A Radioactive Underwater Problem
Installing a New Reactor at Watts Bar
It will take Entergy several weeks to fix this reactor problem. Because of the extremely high levels of radiation, the cavity holding the reactor – which is approximately 14 feet in diameter and 45 feet long – is flooded with at least 20 feet of water above the top. The cavity is connected to a canal which connects with the spent fuel pool in an adjacent building. When the canal is flooded, the fuel is removed and taken, underwater, to the spent fuel pool for storage until work is completed.
The interior of the reactor, however, is extremely radioactive and too dangerous for workers. “At the Ginna plant,” said Lochbaum, “workers could only replace five to six bolts a day. That’s because they were working so far underwater, and the work wasn’t done by divers.
“They had to have special equipment where screw drivers were attached to 40-foot long robotic arms and directed from a console connected to a camera. It takes a while to position the equipment that is used to do those tasks, and Entergy doesn’t have those kinds of tools onsite.
“The equipment won’t arrive until April 20, and these long-reach tools are challenging to use, especially with cameras and underwater lighting. They will be lucky if they can replace 10 bolts a day and they have to find all of the missing parts of bolts before they replace anything. And since we are dealing with decay, decisions will have to be made if some of the other bolts should be replaced now, or if they should schedule another inspection in the near future. Entergy is going to take an economic hit on this.”
It is a hit the company can ill afford. Entergy closed its Vermont Yankee plant last year, and announced its Pilgrim Nuclear Power Station in Massachusetts would close in 2019. This year, Entergy announced it will close its James A. Fitzpatrick Nuclear Power Station in Scriba, NY, in 2017. The plants were all victims of the free market – their electricity is too expensive to compete with the growing amount of wind-powered electricity, the reduced demand due to the explosive growth of solar units, and the low cost of natural gas. Indeed, Fitzpatrick is considered a zombie plant – financially dead but still operating. At times, Entergy has had to pay the grid to take Fitzpatrick’s electricity since it lost out in the competitive auctions run by the NY Independent System Operator, which operates the grid.
The increased competition and decreased demand has also hurt the profit margins of Indian Point, which is Entergy’s only remaining successful nuclear plant in the northeast. And Wall Street has rated Entergy’s corporate debt as just above junk bond status.
That is a severe comedown. When Entergy bought Indian Point in 2001 it was rated the worst run plant in the nation by the NRC, which considered shutting it ( http://bit.ly/1SA7QLw ). Entergy pumped some $500 million in repairs and new equipment into the plant and, within two years, it was rated one of the best run plants in the nation. With that designation, oversight by the NRC was minimal.
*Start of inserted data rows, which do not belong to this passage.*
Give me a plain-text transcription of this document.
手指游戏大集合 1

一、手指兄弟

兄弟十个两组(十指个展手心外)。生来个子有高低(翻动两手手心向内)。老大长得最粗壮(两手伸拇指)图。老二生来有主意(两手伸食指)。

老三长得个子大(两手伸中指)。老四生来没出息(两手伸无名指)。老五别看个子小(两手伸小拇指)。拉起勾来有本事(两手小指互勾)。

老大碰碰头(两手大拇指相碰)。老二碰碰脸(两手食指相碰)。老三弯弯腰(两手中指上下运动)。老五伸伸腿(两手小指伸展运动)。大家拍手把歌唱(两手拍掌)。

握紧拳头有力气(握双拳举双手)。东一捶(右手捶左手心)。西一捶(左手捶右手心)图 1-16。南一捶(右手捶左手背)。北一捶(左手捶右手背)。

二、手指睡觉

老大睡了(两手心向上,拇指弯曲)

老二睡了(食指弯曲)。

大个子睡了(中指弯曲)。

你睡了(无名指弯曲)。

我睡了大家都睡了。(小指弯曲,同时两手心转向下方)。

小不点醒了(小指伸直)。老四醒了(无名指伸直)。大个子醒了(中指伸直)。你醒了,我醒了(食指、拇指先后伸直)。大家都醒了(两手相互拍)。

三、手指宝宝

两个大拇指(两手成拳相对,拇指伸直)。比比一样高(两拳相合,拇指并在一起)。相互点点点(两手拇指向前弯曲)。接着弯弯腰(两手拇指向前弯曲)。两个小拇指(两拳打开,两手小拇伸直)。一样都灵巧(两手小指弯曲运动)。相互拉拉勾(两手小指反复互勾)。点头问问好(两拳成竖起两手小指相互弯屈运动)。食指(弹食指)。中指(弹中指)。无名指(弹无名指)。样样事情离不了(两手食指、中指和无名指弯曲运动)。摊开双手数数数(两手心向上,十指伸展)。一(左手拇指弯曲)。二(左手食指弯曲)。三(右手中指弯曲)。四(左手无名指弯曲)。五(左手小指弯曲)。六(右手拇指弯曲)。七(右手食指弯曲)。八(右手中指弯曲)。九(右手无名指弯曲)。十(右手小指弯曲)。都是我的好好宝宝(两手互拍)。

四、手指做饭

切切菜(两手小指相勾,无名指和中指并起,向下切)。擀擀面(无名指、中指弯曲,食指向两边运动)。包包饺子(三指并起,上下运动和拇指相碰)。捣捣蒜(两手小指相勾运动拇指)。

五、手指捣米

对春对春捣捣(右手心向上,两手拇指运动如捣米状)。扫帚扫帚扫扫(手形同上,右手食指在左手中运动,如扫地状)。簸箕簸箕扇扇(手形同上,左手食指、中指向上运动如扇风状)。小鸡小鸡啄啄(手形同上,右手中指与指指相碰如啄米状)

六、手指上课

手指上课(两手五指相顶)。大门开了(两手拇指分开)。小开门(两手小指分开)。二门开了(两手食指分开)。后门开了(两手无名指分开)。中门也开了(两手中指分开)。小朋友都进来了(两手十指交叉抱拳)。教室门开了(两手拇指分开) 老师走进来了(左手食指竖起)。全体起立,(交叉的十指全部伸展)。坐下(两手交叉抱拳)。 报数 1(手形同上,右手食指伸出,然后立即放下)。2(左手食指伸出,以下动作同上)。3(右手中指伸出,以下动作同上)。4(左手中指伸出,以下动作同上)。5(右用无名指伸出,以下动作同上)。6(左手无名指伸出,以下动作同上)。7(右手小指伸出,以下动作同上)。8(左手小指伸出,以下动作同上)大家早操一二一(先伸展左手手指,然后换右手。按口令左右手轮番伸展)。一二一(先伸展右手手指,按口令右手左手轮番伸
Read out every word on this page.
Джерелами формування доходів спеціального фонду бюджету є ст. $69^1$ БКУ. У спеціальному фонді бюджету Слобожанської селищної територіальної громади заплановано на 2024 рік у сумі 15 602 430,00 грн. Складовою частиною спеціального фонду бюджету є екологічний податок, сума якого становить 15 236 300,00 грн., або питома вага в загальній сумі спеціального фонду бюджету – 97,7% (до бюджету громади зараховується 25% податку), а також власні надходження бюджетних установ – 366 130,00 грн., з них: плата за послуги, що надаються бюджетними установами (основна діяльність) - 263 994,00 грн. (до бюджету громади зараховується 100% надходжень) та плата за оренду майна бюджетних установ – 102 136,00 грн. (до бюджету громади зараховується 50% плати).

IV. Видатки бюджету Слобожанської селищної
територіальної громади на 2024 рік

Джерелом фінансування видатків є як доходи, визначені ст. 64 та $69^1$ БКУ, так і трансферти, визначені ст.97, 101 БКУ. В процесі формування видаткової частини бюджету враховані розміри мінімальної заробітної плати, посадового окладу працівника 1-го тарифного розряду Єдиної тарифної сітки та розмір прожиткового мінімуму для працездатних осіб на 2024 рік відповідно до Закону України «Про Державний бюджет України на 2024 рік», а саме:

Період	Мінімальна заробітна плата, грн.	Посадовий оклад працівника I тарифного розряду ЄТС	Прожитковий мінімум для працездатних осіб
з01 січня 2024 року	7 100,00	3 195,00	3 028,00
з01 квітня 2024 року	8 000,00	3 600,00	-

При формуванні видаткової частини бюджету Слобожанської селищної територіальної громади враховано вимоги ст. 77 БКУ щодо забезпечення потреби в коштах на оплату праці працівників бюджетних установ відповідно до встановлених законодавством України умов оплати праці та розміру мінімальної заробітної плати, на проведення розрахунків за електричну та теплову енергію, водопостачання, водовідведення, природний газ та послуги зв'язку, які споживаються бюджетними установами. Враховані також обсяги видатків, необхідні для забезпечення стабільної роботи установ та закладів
But last month the NRC downgraded Indian Point 3 from a “green” rating, which is the top of the color-coded, four-part scale, to the second tier “white” rating. This was primarily due to the excessive number of unplanned shutdown due to equipment failures and other issues. The downgrade brought an increase in oversight by the NRC, which Entergy has to pay for.
The NRC has not made a decision as to whether or not the status of Indian Point 2 will change because of the discovery of the deteriorated reactor bolts.